Effective improv, like life, depends on collaboration and co-operation. If we are busy thinking only about ourselves and what we are going to do, or say next, we can't be fully present with the others. So often in life we can find ourselves in a conversation where we are not actually giving our full attention to the person speaking but instead just waiting for an opportunity to say what's on our mind.
In improv we learned to really listen to what the others we saying, to acknowledge and build upon it by saying 'yes, and...' and adding something more to the story, and the possibility of what might unfold.
Swap the 'and' for a 'but' and you get a very different outcome. A series of 'yes, but...' responses really makes the energy drop, and the possibilities evaporate. But play along with a 'yes, and..' and a whole new world can open up in the moment. When we acknowledge and build upon someone's idea the energy and excitement can create all sorts of possibilities that we may never have imagined.

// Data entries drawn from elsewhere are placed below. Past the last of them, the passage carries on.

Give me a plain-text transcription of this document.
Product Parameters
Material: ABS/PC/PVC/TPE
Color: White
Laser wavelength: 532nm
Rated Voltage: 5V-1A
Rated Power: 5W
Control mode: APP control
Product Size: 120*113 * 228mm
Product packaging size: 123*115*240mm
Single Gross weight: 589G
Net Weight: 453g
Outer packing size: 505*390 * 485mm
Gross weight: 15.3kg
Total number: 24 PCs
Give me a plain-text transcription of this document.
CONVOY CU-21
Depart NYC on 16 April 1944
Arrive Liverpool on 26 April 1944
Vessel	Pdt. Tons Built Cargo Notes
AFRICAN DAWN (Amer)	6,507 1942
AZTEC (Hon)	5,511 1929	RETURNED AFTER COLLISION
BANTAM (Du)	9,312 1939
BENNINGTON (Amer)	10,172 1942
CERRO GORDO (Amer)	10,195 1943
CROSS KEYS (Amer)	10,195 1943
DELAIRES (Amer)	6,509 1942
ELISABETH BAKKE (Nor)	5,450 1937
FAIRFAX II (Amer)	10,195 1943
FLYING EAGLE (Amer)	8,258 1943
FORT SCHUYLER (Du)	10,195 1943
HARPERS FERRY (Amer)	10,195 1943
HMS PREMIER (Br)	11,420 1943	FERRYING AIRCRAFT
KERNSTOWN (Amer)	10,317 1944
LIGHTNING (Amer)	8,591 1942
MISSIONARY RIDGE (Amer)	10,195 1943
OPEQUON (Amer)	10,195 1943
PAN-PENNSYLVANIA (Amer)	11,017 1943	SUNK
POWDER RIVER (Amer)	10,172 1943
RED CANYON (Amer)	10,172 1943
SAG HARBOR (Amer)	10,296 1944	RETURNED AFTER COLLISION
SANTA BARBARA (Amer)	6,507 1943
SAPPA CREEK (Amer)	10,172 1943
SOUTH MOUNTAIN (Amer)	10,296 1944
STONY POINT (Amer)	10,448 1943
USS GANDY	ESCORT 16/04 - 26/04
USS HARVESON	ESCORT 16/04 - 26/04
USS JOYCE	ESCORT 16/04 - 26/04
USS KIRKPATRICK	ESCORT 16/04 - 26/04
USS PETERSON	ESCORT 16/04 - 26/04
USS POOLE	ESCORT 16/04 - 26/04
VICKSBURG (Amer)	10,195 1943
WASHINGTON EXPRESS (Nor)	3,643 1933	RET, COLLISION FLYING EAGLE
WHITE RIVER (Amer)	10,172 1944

Finally, commit. Throw ourselves all in. Don't loiter on the sidelines, one foot in, one foot out. But be decisive. Commit to what is happening as if it really matters. You might be surprised what is possible.
Have you noticed what your natural stance is? Do you pay full attention when someone is speaking with you, do you acknowledge and build upon what they say, or are you more likely to have your own agenda, and discourage their ideas whether consciously or not?